Mais le drame d’Emma est précisément de ne pouvoir éprouver l’intensité de ce désir qu’à l’intérieur d’un espace où son objet constamment se dérobe : le face à face de la sexualité.
Le mythe sexuel
Emma est belle et séduisante : elle incarne un certain idéal de la femme désirable, d’autant plus efficacement que Flaubert laisse son apparence physique dans un certain flou. Mais le sex‑appeal d’Emma contient aussi quelques signes d’ambiguïté : à la manière de G. Sand,
« elle portait, comme un homme, passé entre deux boutons de son corsage, un lorgnon d'écaille ».
Il lui arrive de délaisser ses robes pour des vêtements masculins, elle aime manier la cravache, etc. Avec son mari, comme avec son premier amant, Rodolphe, ce jeu ne remet pas vraiment en cause sa féminité. En revanche, avec son second amant, Léon, Emma fait l’expérience d’une inversion des rôles sexuels : Léon se féminise et finit par devenir « la maîtresse d'Emma » qui, dans le même temps, acquiert une sorte d'ascendant masculin sur son amant. Cet échange des rôles, voulu par Flaubert, s’est aussi imposé à lui, à tel point que sa plume à plusieurs reprises dérape dans les scénarios : pour désigner Léon face à Emma, il écrit « elle », et il arrive à l’écrivain d’accorder Emma au masculin. Baudelaire a pressenti ces ambiguïtés en faisant l'éloge d’une héroïne « androgyne », dont les caractéristiques viriles s'accordent mystérieusement à une profonde féminité. Parallèlement à cette image totalisante, le texte dispose çà et là les signes d’une dimension mythique de la sexualité d’Emma :
« Elle se déshabillait brutalement, arrachant le lacet mince de son corset, qui sifflait autour de ses hanches comme une couleuvre qui glisse. »

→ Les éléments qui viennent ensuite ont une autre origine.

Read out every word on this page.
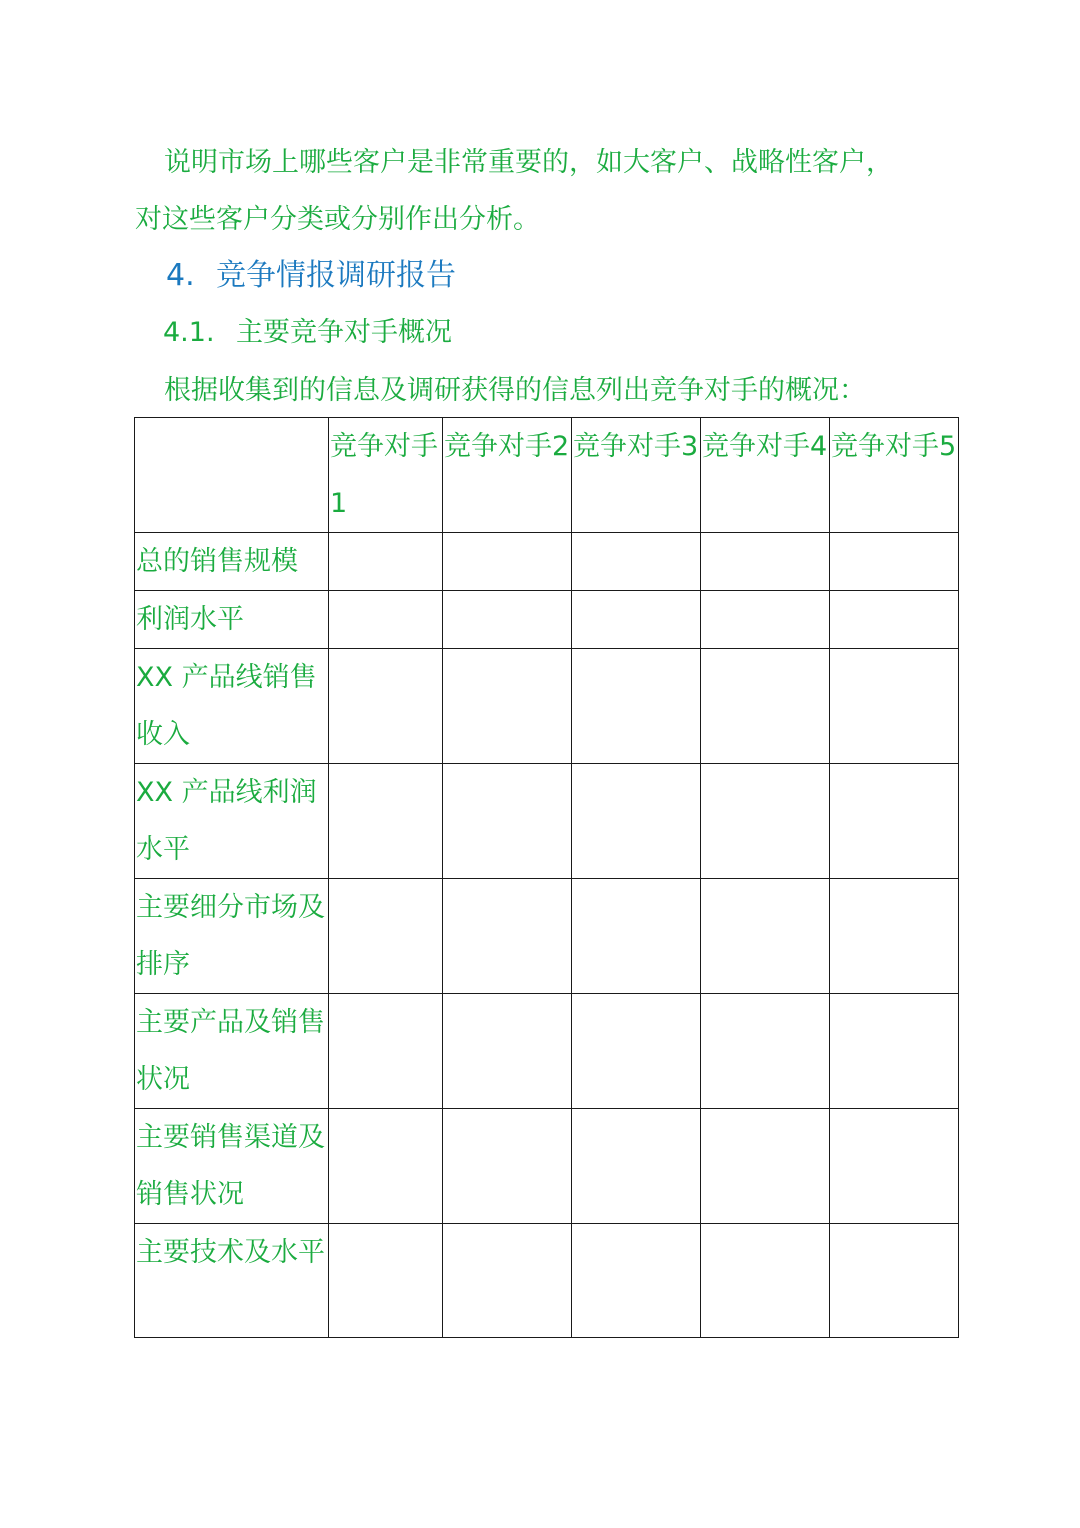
说明市场上哪些客户是非常重要的，如大客户、战略性客户，
对这些客户分类或分别作出分析。
4. 竞争情报调研报告
4.1. 主要竞争对手概况
根据收集到的信息及调研获得的信息列出竞争对手的概况：
	竞争对手 1	竞争对手2	竞争对手3	竞争对手4	竞争对手5
总的销售规模					
利润水平					
XX 产品线销售收入					
XX 产品线利润水平					
主要细分市场及排序					
主要产品及销售状况					
主要销售渠道及销售状况					
主要技术及水平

Enfin, les manuscrits développaient l’image exacerbée d'une Emma devenue « experte en voluptés » :
«départs de Rouen noyée de foutre, de larmes, de cheveux et de champagne (...) Manière féroce dont elle se déshabillait jetant tout à bas (...) sang au doigt de Léon qu'elle suce — amour si violent qu'il tourne au sadisme — plaisir du supplice ».
Ces tentations vampiriques et sadiennes n’ont pas franchi la limite de l'écriture privée, mais il reste dans le texte publié toutes sortes d’allusions cryptées et une certaine tendance du récit amoureux à approfondir, chez Emma, la part des ténèbres :
« Il y avait sur ce front couvert de gouttes froides, sur ces lèvres balbutiantes, dans ces prunelles égarées, dans l'étreinte de ces bras, quelque chose d'extrême, de vague et de lugubre....»

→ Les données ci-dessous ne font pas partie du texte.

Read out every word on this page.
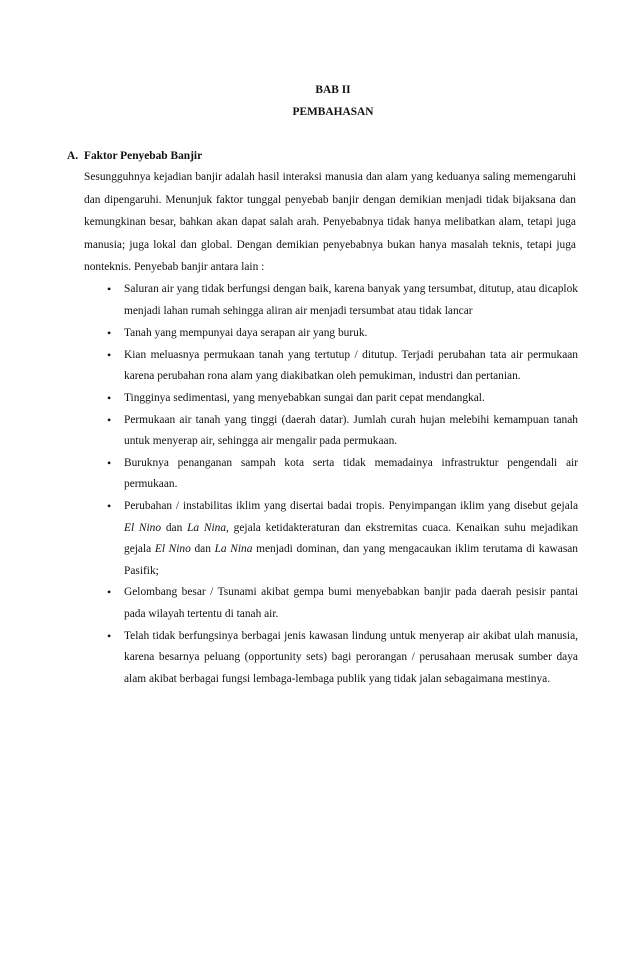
BAB II
PEMBAHASAN
A. Faktor Penyebab Banjir

Sesungguhnya kejadian banjir adalah hasil interaksi manusia dan alam yang keduanya saling memengaruhi dan dipengaruhi. Menunjuk faktor tunggal penyebab banjir dengan demikian menjadi tidak bijaksana dan kemungkinan besar, bahkan akan dapat salah arah. Penyebabnya tidak hanya melibatkan alam, tetapi juga manusia; juga lokal dan global. Dengan demikian penyebabnya bukan hanya masalah teknis, tetapi juga nonteknis. Penyebab banjir antara lain :

• Saluran air yang tidak berfungsi dengan baik, karena banyak yang tersumbat, ditutup, atau dicaplok menjadi lahan rumah sehingga aliran air menjadi tersumbat atau tidak lancar
• Tanah yang mempunyai daya serapan air yang buruk.
• Kian meluasnya permukaan tanah yang tertutup / ditutup. Terjadi perubahan tata air permukaan karena perubahan rona alam yang diakibatkan oleh pemukiman, industri dan pertanian.
• Tingginya sedimentasi, yang menyebabkan sungai dan parit cepat mendangkal.
• Permukaan air tanah yang tinggi (daerah datar). Jumlah curah hujan melebihi kemampuan tanah untuk menyerap air, sehingga air mengalir pada permukaan.
• Buruknya penanganan sampah kota serta tidak memadainya infrastruktur pengendali air permukaan.
• Perubahan / instabilitas iklim yang disertai badai tropis. Penyimpangan iklim yang disebut gejala El Nino dan La Nina, gejala ketidakteraturan dan ekstremitas cuaca. Kenaikan suhu mejadikan gejala El Nino dan La Nina menjadi dominan, dan yang mengacaukan iklim terutama di kawasan Pasifik;
• Gelombang besar / Tsunami akibat gempa bumi menyebabkan banjir pada daerah pesisir pantai pada wilayah tertentu di tanah air.
• Telah tidak berfungsinya berbagai jenis kawasan lindung untuk menyerap air akibat ulah manusia, karena besarnya peluang (opportunity sets) bagi perorangan / perusahaan merusak sumber daya alam akibat berbagai fungsi lembaga-lembaga publik yang tidak jalan sebagaimana mestinya.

Emma, par brèves images syncopées, préfigure quelquefois le profil nocturne d'une héroïne de G. Bataille. Et si le véritable objet de son désir était précisément la seule chose que l’on puisse se donner irréversiblement, la mort ?
Le mythe féminin qui s’invente dans Madame Bovary n’est pas celui de la femme fatale et castratrice : il faudra attendre pour cela Hérodias et la figure de Salomé, la petite Lolita qui tue. Emma incarne au contraire le mythe de la féminité comme figure fatale du manque. Son histoire se termine par un suicide qui appartient lui‑même pleinement à la cohérence d’un mythe dont Flaubert s’est par ailleurs employé à souligner, et même à mettre en scène, la théâtralité. Les illusions de jeunesse, l’horreur du mariage, le désir, l’échec de l’amour, les bouffées délirantes, le suicide et jusqu’à l’amertume de l’arsenic : toutes les composantes dramatiques du destin d’Emma se trouvent mises en abyme, à un moment clé du récit, par la scène de l’opéra, cette fameuse représentation de Lucie de Lammermoor, qui ouvre la troisième partie du roman sur la valeur prémonitoire d’une sinistre homophonie (l’amère mort). Des romans de Walter Scott, lus par Emma dans sa jeunesse, à l’œuvre dramatique de Donizetti, vue par Flaubert quelques mois avant la rédaction, et de cet opéra au roman lui‑même, le mythe de la femme mal mariée atteint avec Madame Bovary une complexité dans laquelle s’exprime une nouvelle vision du monde, qui reste en partie la nôtre : un romantisme critique déjà hanté par les promesses du freudisme mais aussi habité par la tentation du nihilisme, le romantisme de la désillusion.